BOOKWORM: Thriller set in wine country serves accuracy with screams

“Blood Vines” by Erica Spindler, c. 2009, St. Martin’s Press, $24.99, 352 pages.

By Terri Schlichenmeyer

It’s always been your daily indulgence.

Every night for years, you’ve ended your day and started your night with a single glass of wine. Maybe it’s a red, dry as a sandbox on a July afternoon. Perhaps it’s a sweet white that makes your tongue want to dance around your mouth. Just one glass – rarely more – and you feel your day completing.

And hey! They say wine is even good for you.

But for some people, it’s not good at all. In fact, in the new book “Blood Vines” by Erica Spindler, a bit of the grape could be very dangerous.

It was tragedy that wine connoisseurs would mourn: 100-year-old vines, once lush with fruit, had been stricken with a virus and were to be ripped up, destroyed and replanted. Work was progressing well when the bones were found.

The tiny body was wrapped in a blue blanket with no identification, but rumor swirled that the baby was Dylan Sommer. Little Dylan had disappeared decades before, his abduction never solved, his body never found – until now.

Detective Danny Reed remembered when Dylan disappeared. Reed was just 10 years old, his parents were friends with the Sommers and both had a winery. He remembered the pain, how Patsy Sommer couldn’t deal with the loss of her son and he remembered the family splintering.

Reed ran into the unfortunate Sommers now and then – it’s hard not to, when everybody who has a vineyard knows everybody else with one.

Alexandra Clarkson’s life was filled with drama. Her mother, Patsy, was erratic and wouldn’t take her medicine. Tim, Alex’s ex-husband, was still in the picture, even though the divorce was final long ago. And those creepy bits of memory and nightmare were sneaking back into Alex’s daydreams.

Worse, they were coming back at night, too.

When Reed discovered that Patsy Clarkson and Patsy Sommer were one and the same, he tried to get some answers from Alexandra. But Alex had no memory of Sonoma Valley or the Sommer vineyards, so she was of no help.

She did have a mysterious heirloom ring, though. And she had those hooded-figure, chanting nightmares.

Like a little scream with your Sauvignon? Some creepy with your Cabernet? You’ll find a whole vat’s worth in “Blood Vines” and then some.

Soon after visiting a winery, author Erica Spindler took advantage of “love at first sight” by setting this latest mystery in California’s wine country. Authenticity is part of the appeal in this book; wine lovers and vintners won’t scoff at plot points because Spindler did her research.

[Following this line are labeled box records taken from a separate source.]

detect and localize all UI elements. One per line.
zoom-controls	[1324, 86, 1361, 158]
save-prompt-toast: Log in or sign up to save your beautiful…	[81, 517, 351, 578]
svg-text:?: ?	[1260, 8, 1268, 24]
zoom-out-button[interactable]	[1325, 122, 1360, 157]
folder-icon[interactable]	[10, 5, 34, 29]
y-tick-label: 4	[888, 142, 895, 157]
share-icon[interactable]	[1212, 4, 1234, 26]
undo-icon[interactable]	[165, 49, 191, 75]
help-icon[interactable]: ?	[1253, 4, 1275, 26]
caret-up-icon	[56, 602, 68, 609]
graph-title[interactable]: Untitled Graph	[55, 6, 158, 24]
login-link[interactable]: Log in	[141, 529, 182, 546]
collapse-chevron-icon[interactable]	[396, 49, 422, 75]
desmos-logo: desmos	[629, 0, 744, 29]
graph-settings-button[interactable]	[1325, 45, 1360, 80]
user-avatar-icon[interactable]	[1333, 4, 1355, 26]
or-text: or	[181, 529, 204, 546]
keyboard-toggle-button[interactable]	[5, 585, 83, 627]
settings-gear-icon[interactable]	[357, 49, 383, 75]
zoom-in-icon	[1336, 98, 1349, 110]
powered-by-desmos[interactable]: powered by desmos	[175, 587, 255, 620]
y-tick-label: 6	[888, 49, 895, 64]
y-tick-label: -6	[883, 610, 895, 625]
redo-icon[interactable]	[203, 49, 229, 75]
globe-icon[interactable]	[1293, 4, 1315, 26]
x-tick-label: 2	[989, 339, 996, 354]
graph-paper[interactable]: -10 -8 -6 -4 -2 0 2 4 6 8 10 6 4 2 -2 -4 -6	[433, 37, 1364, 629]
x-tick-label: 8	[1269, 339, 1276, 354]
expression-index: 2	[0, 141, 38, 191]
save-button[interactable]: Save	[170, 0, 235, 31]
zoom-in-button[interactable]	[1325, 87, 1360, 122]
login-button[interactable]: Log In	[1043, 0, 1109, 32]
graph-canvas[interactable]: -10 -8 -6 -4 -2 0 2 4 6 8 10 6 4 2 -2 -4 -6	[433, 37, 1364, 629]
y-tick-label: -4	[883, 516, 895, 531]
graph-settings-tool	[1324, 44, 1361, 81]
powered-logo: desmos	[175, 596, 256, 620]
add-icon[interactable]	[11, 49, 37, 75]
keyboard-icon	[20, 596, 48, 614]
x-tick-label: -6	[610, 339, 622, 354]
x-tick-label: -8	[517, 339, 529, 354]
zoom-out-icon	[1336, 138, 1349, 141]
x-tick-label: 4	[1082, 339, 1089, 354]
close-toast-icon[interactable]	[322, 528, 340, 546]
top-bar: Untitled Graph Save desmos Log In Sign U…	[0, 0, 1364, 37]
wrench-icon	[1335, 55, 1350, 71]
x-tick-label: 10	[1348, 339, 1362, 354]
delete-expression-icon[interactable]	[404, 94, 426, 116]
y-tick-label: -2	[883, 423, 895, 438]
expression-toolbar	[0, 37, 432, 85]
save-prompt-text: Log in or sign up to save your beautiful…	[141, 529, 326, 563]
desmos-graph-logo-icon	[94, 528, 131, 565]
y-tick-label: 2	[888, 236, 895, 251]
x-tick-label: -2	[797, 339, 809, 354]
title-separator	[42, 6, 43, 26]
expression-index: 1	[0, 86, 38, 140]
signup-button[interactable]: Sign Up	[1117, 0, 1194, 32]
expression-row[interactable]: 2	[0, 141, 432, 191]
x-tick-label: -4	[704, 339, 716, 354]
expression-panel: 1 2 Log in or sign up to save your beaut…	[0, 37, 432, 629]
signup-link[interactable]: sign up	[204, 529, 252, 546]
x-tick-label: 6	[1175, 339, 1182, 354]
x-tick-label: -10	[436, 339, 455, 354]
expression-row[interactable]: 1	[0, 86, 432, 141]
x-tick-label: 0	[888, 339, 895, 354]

What I liked about this book, though, aside from the true-life details, were the intricacies of the plot. Spindler makes you pour your suspicions in so many wrong places that even the best armchair detective will have a hard time soaking up enough clues to solve this whodunit early.

Fans of the fermented will love this novel, as will mystery mavens of any age. If word and wine go hand-in-hand in your life, “Blood Vines” is a book to uncork.

The Bookworm is Terri Schlichenmeyer. She has been reading since she was 3 years old and never goes anywhere without a book. She lives in West Salem, Wis., with her two dogs and 9,500 books.